Bad Christians make for bad artists

Some of you might like my latest Image blog essay, “Bad Christian Art,” in which I try to connect some of the elements that make for bad art to the elements that make for bad theology. Here’s an excerpt:

“To know God falsely is to write and paint and sculpt and cook and dance Him falsely. Perhaps it’s not poor artistic skill that yields bad Christian art, in other words, but poor Christianity.”

Comments

  1. Darin

    Tony,

    Really impressive and thoughtful article. Loved what you said about Kinkade – a professor of mine in college railed against him for just that reason.

  2. eli

    Since I only see through a glass dimly, all my art is pretty much going to be bad then.

  3. Elias

    I guess the fact that the greatest Christian artists have been Catholic and Orthodox has theological import.
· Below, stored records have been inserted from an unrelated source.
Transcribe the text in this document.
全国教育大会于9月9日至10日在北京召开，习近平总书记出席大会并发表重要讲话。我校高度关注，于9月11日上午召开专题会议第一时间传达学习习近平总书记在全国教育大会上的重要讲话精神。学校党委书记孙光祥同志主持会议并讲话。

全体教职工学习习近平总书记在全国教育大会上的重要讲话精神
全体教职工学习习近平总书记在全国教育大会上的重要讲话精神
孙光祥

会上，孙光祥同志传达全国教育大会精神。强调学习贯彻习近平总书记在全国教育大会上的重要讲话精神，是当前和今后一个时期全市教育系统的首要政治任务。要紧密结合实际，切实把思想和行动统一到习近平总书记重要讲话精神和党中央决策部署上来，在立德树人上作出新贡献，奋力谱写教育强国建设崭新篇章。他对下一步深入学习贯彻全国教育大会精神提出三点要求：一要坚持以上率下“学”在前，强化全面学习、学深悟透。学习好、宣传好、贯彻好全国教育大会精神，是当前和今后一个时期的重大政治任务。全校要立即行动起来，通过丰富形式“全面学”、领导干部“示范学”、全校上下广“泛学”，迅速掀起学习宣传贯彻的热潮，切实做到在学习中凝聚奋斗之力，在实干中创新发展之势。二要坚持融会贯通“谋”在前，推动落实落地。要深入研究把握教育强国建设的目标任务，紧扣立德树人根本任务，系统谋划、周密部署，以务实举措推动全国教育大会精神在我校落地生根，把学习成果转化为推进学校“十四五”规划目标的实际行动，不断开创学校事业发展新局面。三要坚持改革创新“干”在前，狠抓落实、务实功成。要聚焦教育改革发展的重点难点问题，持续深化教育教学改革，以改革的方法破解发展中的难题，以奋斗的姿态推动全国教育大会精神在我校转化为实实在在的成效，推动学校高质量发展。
It’s the sacramentalism, accompanied by having been embedded in the drama of liturgy throughout their lives.

  4. Elizabeth

    I disagree. Profound devotion does not require great art. There are American cinder block Salvation Army chapels with more of the truly devout than the throng who visit any given European cathedral. Great art can help me worship: the images of Christ in my mother’s copy of the _Tres Riches Heures_ have enriched me. On the other hand, it did not help my atheist mother, who bought me the book.